The one that really gets me is the incredible amount of toxic shit that was poured into the world's water when New Orleans went under - now imagine the toxic additions of all the dozens of cities across the world that are less than 20m above sea level. What kind of effect is that going to have on the world's already tightening supply of drinkable water?
posted by Ryvar at 11:12 PM on March 4, 2006

ie: the whole of the arctic could melt without affecting sea-level)

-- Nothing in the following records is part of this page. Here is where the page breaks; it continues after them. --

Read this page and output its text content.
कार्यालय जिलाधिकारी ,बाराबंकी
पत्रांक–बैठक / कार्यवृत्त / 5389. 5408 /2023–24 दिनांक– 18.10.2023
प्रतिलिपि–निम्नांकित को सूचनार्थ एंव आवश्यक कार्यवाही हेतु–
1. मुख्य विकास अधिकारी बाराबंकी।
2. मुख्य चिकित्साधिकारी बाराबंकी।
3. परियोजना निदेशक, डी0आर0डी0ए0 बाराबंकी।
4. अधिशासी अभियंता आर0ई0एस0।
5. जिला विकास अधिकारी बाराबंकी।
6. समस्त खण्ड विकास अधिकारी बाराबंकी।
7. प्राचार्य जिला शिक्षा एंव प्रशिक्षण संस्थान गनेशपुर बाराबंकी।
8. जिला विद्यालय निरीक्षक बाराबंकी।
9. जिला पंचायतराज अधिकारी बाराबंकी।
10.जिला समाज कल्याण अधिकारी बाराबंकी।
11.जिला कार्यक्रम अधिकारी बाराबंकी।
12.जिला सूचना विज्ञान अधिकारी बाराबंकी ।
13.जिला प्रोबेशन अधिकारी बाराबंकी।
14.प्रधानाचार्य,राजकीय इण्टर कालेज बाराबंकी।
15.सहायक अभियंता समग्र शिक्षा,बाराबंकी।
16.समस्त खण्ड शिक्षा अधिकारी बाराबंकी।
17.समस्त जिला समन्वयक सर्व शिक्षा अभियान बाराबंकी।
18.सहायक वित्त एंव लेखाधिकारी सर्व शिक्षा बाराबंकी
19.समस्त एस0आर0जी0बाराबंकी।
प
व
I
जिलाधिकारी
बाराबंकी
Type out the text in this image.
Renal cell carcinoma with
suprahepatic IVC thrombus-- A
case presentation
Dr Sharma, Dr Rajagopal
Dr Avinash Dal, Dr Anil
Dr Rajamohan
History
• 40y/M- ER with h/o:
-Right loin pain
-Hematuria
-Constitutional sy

If you can believe Google Earth's satellite photos, this has already happened. They show open ocean at the North Pole. Can this be true?
posted by Kirth Gerson at 4:25 AM on March 5, 2006

I think y'all are missing the point a bit. The primary mechanism by which global warming raises the water level is not the ice melting (although that contributes as well). Rather, as the ocean gets warmer, the same amount of water will occupy more volume, due to thermal expansion. A one degree temperature change translates to a whole lot of flooded coastal plains.
posted by blindcarboncopy at 11:37 AM on March 5, 2006

Kirth, it's very true. It's still seasonal, though -- polar bears are now drowning more often due to fewer floes farther apart. In a couple of decades the Arctic and the Northwest Passage through Canada will be a viable year-round shipping lane.
posted by dhartung at 7:20 PM on March 5, 2006

Google Maps doesn't cover the North Pole. Google Earth doesn't, therefore, show you a satellite view of the north pole; it extrapolates from the furthest-north data it has, which is why the north pole looks like a vari-colored pinwheel in Google Earth.
posted by ikkyu2 at 12:02 AM on March 6, 2006

dhartung, your links do not support a yes answer to the "already happened" part of my question:
[1st link] This summer was the fourth in a row with the ice cap areas sharply below the long-term average, said Mark C. Serreze . . .
[2nd link] Some of the simulations, including those run on an advanced model at the National Center for Atmospheric Research in Boulder, Colo., show much of the summer ice disappearing by 2050, . . .

So, I guess Google Earth is a little premature, probably because of ikkyu's explanation.
posted by Kirth Gerson at 9:09 AM on March 6, 2006

Also, fresh and salt water have different densities, according to this Slashdot poster.

Fresh water also can disrupt the thermohaline, freezing Europe and the N.A. East Coast. Not a matter of sea levels, but still very bad.